Speedy visual component delivery

In this article, we’ll cover how our Product team goes from a handoff of a design to a finished component in our user-facing estate. We have optimised for speed of delivery, your process may vary!

Morgan Sadr-Hashemi
Head of Engineering

Design is about a lot more than just the visual components you build on your website, but hopefully shipping visual components for your website is a well known and common use case to help you compare and contrast our approach to delivery to any other.

We use cycle time to measure our delivery speed, the time it takes end to end to complete a task. Our cycle time for a new component in our website, showing custom data pulled from our data warehouse, is between 1 and 2 days. In fact in general we average a cycle time of 1 day across all our work. Ship little and often!

If you’re shipping components of your customer facing tooling faster, I’d like to hear about it! I’m @sadir_ on twitter.

Step 1: Mobile first delivery from a Marvel handoff

If you’re building a customer facing website, chances are a large number of your customers will be using their mobile device to view it. Be that from advertising you’ve run or otherwise. So, to make sure we always deliver a stellar mobile experience, we always start from a mobile design.

Our design team uses Marvel (https://marvelapp.com/) to build handoff specifications. The great thing about a handoff, is that you can view the CSS rules used in the handoff itself, so the work the design team did to get the specification together can be reused, Also, it’s able to measure pixel differences for you which means there’s minimal back and forth between your development team and designers later on.

Aside from the time saved, good tooling makes for less friction and helps build team synergy. I am a manager after all and I love synergy.

Depending on the complexity of your component, you may even want to submit three separate PRs for mobile, tablet and desktop views! While this does add to your cycle time through PR reviews, if you make those reviews easier by reducing the complexity in each it might pay off depending on your use case.

Step 2: Review your work in storybook

Our frontend stack is all React and Javascript (I won’t go into delivery speed in different programming languages or frameworks here) and we use Storybook (https://storybook.js.org/) to make the feedback loop as fast as possible while developing. Storybook uses hot reloading, so you make changes to your code, save them, and the component reloads in front of you!

The great thing about Storybook is that it acts as an open platform. People are now building tooling on top of it. You can add plugins for accessibility checks, and more. You can build your own plugins if you’d like. We use a plugin to add a 12 point grid overlay in the story, which lets us build towards a consistent set of design rules.

Speaking of which, a strong design library is one of the best ways you can speed up delivery, by not building new things and reusing previous components wherever possible. Designers should be able to justify their need for a custom component, and having a design library allows people to keep them honest on that fact.

Storybook allows you to compile a design library of both building blocks like buttons and the like, and also allows you to have a library complete with the higher level components you have in your estate.

One way we use larger components is as horizontal slices on our website, our CMS (Prismic) supports this concept of horizontal slices as the makeup of a page.

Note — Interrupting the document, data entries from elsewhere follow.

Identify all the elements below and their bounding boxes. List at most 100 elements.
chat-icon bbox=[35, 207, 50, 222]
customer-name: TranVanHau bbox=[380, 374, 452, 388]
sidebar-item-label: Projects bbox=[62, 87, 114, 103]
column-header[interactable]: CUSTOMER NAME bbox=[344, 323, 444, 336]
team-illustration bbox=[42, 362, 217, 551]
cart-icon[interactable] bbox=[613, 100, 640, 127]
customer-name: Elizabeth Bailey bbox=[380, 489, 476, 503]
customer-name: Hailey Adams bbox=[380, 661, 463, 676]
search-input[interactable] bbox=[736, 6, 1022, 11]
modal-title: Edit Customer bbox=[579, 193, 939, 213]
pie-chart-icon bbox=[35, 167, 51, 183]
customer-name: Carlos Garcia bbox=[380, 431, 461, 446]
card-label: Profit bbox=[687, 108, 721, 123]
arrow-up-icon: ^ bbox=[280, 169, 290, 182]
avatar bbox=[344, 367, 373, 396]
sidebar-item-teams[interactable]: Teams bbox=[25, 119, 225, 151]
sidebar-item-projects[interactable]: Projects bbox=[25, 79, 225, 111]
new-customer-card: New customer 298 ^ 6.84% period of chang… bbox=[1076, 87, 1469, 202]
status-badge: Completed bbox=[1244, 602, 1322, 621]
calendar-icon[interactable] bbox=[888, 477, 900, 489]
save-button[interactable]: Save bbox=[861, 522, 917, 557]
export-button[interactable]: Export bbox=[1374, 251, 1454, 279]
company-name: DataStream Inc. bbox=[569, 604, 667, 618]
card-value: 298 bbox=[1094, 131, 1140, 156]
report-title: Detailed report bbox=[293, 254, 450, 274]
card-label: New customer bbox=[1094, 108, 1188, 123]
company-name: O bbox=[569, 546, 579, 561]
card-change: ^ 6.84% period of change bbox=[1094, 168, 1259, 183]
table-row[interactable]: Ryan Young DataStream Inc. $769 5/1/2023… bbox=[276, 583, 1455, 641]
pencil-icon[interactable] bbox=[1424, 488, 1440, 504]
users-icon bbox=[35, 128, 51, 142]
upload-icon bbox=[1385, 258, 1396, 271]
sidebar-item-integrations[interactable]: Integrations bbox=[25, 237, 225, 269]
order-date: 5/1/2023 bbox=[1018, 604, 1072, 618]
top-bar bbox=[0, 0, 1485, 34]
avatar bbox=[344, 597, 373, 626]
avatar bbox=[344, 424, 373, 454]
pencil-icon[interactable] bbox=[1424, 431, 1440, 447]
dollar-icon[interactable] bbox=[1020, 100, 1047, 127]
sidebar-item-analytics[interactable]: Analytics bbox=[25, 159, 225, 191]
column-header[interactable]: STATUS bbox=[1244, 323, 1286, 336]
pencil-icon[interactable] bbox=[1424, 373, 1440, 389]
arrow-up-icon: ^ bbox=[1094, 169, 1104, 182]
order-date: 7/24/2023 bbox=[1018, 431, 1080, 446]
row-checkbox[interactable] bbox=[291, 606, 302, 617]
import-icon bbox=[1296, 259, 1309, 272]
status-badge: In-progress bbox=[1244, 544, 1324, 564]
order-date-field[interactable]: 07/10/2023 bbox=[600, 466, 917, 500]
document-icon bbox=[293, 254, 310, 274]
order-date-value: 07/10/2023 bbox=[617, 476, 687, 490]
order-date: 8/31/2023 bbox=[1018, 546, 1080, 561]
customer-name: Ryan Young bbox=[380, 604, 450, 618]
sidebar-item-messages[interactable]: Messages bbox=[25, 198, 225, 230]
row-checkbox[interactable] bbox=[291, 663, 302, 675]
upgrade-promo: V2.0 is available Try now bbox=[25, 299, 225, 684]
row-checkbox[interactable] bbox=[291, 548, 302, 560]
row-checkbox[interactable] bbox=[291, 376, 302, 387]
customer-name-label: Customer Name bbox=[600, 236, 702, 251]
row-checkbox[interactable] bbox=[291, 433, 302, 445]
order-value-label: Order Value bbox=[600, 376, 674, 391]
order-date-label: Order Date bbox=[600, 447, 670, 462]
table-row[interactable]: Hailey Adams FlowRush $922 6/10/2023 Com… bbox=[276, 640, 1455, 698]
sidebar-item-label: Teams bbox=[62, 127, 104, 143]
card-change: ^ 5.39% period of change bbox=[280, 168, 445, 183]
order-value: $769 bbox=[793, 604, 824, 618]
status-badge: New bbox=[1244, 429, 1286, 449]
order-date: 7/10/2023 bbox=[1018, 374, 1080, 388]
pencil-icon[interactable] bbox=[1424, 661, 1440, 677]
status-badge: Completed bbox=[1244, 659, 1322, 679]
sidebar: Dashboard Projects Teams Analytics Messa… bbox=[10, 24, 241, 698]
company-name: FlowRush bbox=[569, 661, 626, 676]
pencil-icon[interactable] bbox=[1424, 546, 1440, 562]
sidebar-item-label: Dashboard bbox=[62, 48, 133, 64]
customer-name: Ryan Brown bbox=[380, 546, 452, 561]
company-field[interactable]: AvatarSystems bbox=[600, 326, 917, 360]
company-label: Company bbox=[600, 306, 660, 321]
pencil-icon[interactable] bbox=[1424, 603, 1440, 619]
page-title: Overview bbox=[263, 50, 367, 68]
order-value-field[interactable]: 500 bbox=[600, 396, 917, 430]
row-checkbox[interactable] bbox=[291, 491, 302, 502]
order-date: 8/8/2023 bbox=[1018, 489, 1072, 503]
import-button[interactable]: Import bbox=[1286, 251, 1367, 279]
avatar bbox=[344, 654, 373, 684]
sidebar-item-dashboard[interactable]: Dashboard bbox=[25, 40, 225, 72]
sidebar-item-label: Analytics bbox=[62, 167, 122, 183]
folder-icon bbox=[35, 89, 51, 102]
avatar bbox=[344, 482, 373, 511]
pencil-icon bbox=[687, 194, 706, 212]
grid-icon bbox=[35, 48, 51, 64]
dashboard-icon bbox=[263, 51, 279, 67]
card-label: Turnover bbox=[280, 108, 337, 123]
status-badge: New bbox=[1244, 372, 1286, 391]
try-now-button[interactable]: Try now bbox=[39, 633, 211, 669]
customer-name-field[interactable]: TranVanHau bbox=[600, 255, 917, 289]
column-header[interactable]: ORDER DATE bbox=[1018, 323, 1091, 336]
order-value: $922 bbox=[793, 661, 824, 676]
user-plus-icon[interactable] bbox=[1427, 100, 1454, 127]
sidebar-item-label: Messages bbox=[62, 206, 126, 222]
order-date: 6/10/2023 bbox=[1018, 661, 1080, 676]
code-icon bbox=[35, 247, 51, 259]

Having a design library allows us to easily refer to what we have available to us when building new pages. Prismic has a preview function that we can use once we’ve selected components, copy and imagery. It goes without saying that a good CMS helps you make smaller page changes self-serve and save time there too.

Step 3: Chromatic 2.0 PR workflow

One thing the development workflow had always been missing previously for us, was a way to best gather feedback from our design team about the components we’d built when they were finished and ready for approval. Screenshots are manual and can’t be played with to see how they behave. Having someone come to your desk to play with the component you’ve built and see how it behaves is jarring and pulls designers out of their flow state.

Thankfully, Chromatic (https://www.chromatic.com/) recently released their 2.0 workflow. The way this works is very similar to a Github PR. There’s a CI workflow step you implement to enable Chromatic to build your stories for you.

The Github check pending approval

They then have a Github PR check that indicates when visual changes have been made to a story. They take snapshots of your design library with each commit, and compare them against your master branch to display those snapshot changes to you. Each commit you make on your branch updates these diffs.

Visual diffs and PR workflow in Chromatic

Side note: Hard coding data is one of the best ways to get feedback early and reduce your cycle time.

You can then request a reviewer for your changes, and they'll get an email notifying them they have something to review. Both you and they can comment on those snapshot changes, just like commenting on code in Github. I also hear they have Slack notifications in the works!

The Github check once approved

Finally, when it’s approved (in our case by a designer), then the Github check passes and you can merge your PR.

Step 4: Ship it!

And that’s it! We’ve left out plenty of the technical detail about how we build components, like the way we use styled components. We’ve also not covered other design details like how we created our brand. However, hopefully we’ve covered just enough for you to understand our process and some of the tools we use. Like all startups we believe in moving quickly, and that those that can are most likely to succeed, especially in uncertain times like the period we’re in now.

Hopefully this has sparked some thoughts in your head, where are the bottlenecks in your process? Are they technical or interpersonal? How might what you’ve read here help you improve your process?

All the best and good luck making those components.